There are many reasons why someone decides to have an abortion, including because they do not want to have a child at that specific moment. But having an abortion may not reflect someone’s desire to have a child at some point in the future.
For someone who is wondering whether having an abortion could cause future infertility, decades-worth of research is clear: Having an abortion does not make it harder to get pregnant later—there is no impact on future fertility.
Keep reading for more on what the science says about abortion and fertility.
No. The leading body of OB-GYNs, the American College of Obstetricians and Gynecologists (ACOG), is very clear: Abortions don’t increase the risk of future infertility. And in 2018, after combing through all of the relevant research published after the year 2000, a National Academies of Sciences, Engineering, and Medicine (NASEM) panel affirmed ACOG’s stance.
Let’s look at one very large, high-quality study from that review: The panel found a 2016 study that compared data from the Finnish National Birth Registry (2008-2010) to data from the Induced Abortion Registry (1983-2007). Among the follow-up visits of 5,167 eligible people who had past abortions, the researchers found no demonstrated connection between abortion and “secondary infertility” (which means the inability to conceive or carry a pregnancy to term after previously conceiving and/or giving birth).
The only situations in which fertility issues could arise after an abortion are if there are complications, which are extremely rare. One 2021 study reported “major” complication rates (e.g., required hospitalization, surgery, blood transfusion) as low as 0.02% for abortion pills administered via telemedicine and 0.04% for abortion pills administered via in-person care. In a 2015 study, major adverse events occurred only .16% of the time after a vacuum aspiration, and 0.41% after a later abortion procedures.
Abortion procedures that were used more frequently in the past, like dilation and curettage (D&C), were more likely to cause complications like adhesions in the uterus. Since the 1970s, the much gentler vacuum aspiration has mostly replaced D&C as an abortion procedure (though it may still be used after miscarriage).
Although medication abortion is extremely safe, ACOG recommends people who’ve had abortions talk to their care provider if they experience severe pain that does not respond to pain medication, soak two pads an hour for at least two hours, or have foul-smelling discharge or a fever 24 hours after taking misoprostol to ensure that they do not require additional medical care.
You can get pregnant almost immediately after having an abortion—even if you’re still bleeding from the procedure or haven’t yet had your period. The amount of time that elapses between when you have an abortion and when you can get pregnant again depends on the length of your menstrual cycle (which impacts ovulation—or when the ovary releases an egg) and how many weeks pregnant you were before the abortion.

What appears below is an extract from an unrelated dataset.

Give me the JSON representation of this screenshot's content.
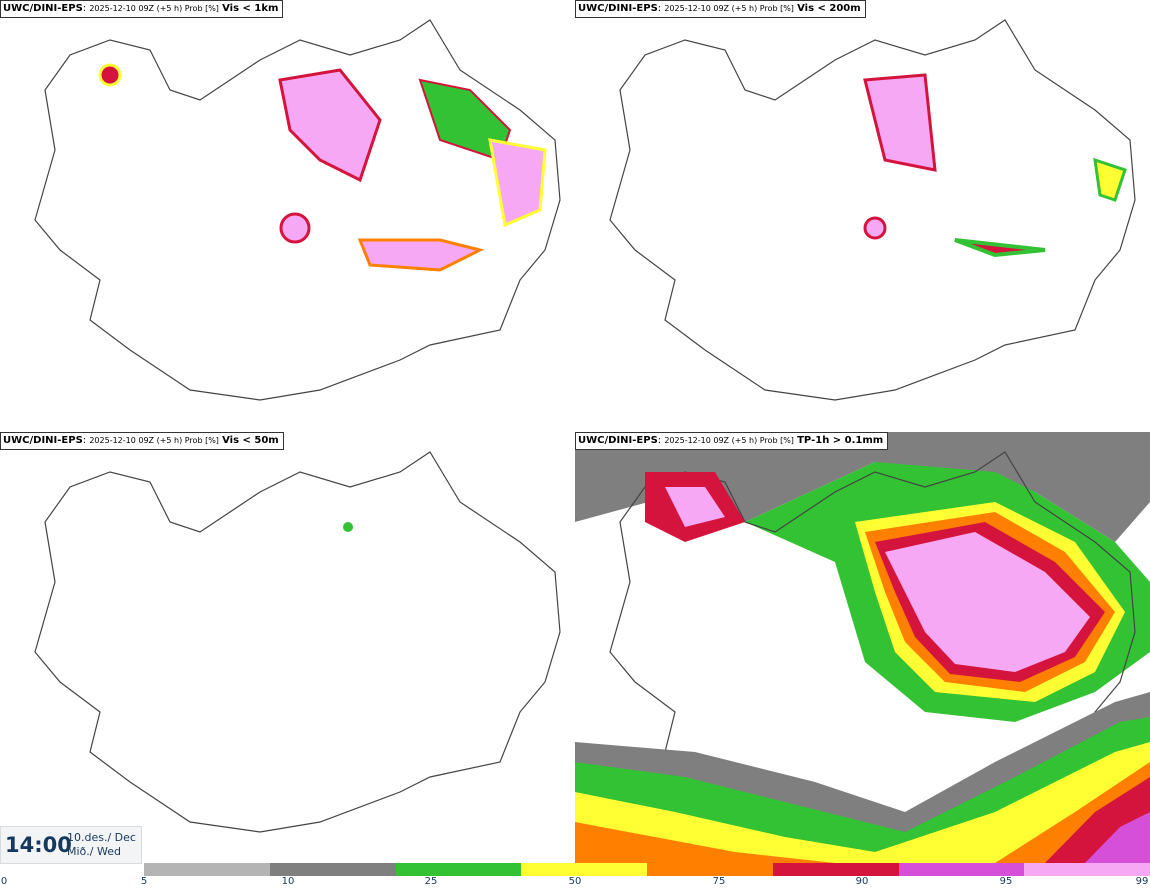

Prior to having an abortion, ovulation will have stopped due to pregnancy, however, after an abortion, your body will restart its menstrual cycle. Assuming that the cycle begins the day after the abortion, ovulation usually occurs within the next 2-3 weeks. (According to research, ovulation returned approximately 3 weeks following a medical abortion with the drugs mifepristone and misoprostol, on average.)
The answer to this question is really up to the individual. For most people, going back to any regular activity, penetrative sex included, is fine as long as the person feels up to it physically, mentally, and emotionally.

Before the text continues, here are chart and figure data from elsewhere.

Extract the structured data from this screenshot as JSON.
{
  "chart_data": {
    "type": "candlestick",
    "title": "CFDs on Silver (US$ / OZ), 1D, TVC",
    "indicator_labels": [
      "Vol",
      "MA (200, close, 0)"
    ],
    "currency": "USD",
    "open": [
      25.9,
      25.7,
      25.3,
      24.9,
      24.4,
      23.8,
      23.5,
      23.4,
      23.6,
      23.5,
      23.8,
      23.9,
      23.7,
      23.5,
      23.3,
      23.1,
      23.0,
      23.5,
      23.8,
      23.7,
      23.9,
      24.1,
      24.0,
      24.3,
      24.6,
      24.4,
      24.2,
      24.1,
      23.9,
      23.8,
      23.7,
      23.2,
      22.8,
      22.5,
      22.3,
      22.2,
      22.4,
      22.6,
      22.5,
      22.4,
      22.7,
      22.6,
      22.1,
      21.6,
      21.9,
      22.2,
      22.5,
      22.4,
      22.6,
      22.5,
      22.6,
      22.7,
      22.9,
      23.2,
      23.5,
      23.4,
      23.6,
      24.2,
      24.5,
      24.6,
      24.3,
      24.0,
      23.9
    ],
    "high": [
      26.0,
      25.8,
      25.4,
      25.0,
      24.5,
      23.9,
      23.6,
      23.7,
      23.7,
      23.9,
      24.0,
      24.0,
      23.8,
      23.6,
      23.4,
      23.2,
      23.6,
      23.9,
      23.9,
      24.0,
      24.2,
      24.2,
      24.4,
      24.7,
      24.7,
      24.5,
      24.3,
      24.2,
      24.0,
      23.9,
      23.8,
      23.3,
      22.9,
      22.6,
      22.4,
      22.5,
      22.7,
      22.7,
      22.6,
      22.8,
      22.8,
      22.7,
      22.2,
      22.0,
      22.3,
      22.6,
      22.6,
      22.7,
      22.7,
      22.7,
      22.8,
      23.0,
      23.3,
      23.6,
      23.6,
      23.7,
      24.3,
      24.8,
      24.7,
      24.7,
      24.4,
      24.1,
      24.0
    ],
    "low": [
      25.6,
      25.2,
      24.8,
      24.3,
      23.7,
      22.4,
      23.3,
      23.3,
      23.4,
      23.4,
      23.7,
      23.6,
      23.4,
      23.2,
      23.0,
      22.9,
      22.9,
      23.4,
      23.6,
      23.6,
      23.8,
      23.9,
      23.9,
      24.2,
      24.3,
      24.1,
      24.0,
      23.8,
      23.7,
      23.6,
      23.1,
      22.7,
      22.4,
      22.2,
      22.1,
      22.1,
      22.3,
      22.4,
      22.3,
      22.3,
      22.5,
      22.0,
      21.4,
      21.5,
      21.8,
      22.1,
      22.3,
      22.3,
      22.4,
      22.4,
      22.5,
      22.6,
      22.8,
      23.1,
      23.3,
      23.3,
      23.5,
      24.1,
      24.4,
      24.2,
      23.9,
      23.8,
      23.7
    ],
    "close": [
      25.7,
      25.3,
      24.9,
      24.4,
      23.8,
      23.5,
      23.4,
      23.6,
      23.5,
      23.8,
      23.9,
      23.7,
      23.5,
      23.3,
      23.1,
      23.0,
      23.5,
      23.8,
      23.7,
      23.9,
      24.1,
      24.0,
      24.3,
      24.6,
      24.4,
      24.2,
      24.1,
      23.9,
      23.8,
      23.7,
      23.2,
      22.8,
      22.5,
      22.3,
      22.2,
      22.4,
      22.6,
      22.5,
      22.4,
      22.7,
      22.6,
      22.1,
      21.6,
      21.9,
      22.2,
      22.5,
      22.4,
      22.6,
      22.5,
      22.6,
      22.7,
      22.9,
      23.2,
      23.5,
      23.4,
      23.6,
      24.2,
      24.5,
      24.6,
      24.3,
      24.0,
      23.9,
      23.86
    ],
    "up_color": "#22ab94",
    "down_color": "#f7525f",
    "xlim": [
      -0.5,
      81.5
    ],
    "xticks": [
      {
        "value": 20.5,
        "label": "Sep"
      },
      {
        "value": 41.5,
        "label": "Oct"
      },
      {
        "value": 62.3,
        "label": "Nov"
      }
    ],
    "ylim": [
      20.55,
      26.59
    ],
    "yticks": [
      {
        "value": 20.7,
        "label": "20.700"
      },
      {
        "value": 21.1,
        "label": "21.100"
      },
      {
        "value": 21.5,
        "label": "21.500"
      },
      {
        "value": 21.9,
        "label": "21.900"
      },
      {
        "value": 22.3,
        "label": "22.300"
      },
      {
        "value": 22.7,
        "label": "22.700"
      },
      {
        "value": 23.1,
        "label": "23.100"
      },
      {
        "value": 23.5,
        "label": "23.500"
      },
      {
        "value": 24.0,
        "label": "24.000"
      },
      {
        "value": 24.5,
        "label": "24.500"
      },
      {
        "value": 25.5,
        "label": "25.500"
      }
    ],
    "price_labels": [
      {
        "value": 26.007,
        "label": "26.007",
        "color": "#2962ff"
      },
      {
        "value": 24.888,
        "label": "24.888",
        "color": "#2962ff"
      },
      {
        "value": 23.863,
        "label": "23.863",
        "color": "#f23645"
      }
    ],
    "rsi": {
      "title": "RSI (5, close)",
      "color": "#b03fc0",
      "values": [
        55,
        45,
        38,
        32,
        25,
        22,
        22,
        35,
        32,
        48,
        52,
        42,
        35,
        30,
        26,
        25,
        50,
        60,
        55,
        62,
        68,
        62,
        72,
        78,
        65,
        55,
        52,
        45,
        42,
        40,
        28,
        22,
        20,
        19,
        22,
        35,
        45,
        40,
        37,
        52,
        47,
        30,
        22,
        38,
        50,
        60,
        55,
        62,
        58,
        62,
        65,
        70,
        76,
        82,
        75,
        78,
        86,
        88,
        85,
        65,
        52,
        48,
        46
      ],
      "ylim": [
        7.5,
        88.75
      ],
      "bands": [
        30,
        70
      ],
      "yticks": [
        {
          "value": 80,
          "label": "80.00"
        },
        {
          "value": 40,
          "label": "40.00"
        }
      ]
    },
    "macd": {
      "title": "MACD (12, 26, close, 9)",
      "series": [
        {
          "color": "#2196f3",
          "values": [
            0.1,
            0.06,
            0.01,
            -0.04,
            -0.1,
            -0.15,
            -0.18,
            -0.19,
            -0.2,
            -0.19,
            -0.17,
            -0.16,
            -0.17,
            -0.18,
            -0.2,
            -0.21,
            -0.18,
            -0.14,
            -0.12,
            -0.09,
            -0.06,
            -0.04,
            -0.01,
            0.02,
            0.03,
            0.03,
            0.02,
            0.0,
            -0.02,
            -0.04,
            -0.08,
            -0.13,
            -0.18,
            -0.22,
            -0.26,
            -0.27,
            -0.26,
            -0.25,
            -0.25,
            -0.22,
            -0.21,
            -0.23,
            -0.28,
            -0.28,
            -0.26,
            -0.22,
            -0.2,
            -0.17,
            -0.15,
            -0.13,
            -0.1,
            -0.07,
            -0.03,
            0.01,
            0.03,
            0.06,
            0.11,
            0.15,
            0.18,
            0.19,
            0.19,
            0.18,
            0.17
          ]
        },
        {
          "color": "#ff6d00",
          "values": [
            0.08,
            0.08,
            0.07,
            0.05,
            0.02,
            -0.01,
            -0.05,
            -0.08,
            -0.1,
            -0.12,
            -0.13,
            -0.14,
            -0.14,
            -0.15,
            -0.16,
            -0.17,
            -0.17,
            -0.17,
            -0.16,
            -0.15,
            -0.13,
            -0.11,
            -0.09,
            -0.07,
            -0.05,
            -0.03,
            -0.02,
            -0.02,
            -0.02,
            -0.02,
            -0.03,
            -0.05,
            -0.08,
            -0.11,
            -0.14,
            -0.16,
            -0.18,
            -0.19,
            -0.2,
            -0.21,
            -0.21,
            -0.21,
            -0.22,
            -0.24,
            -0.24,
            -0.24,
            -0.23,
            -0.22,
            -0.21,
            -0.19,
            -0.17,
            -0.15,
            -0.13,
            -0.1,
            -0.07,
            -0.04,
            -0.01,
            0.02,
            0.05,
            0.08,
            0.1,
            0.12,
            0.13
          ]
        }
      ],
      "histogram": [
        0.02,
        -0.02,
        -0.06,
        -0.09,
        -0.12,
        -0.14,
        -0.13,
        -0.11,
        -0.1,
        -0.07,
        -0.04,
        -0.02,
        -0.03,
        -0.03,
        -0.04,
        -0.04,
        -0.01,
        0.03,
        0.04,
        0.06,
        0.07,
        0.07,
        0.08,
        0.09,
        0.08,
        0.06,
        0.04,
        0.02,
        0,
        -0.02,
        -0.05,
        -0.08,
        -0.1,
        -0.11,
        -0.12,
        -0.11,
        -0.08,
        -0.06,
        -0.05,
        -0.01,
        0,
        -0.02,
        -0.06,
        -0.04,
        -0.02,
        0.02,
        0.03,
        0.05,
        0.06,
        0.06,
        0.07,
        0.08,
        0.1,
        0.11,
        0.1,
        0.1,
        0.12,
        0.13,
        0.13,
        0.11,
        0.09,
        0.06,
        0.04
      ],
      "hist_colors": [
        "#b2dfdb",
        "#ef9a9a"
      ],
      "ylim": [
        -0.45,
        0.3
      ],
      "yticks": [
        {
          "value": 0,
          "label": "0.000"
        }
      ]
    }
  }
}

Any challenges with getting pregnant after an abortion are extremely unlikely to be related to the abortion itself (unless a rare complication has occurred).
In general, experts recommend reaching out to a fertility specialist to investigate what’s happening if someone’s under 35 and has been trying to get pregnant for more than 12 months through penis-in-vagina, or six months if they’re over 35. Anyone who has irregular periods, a condition that impacts fertility (e.g., polycystic ovary syndrome, thyroid disorders), or who knows they’ll be using fertility treatment (including people in same-sex relationships who want to have biological children or people who want to have biological children on their own) should reach out to a specialist before trying to get pregnant.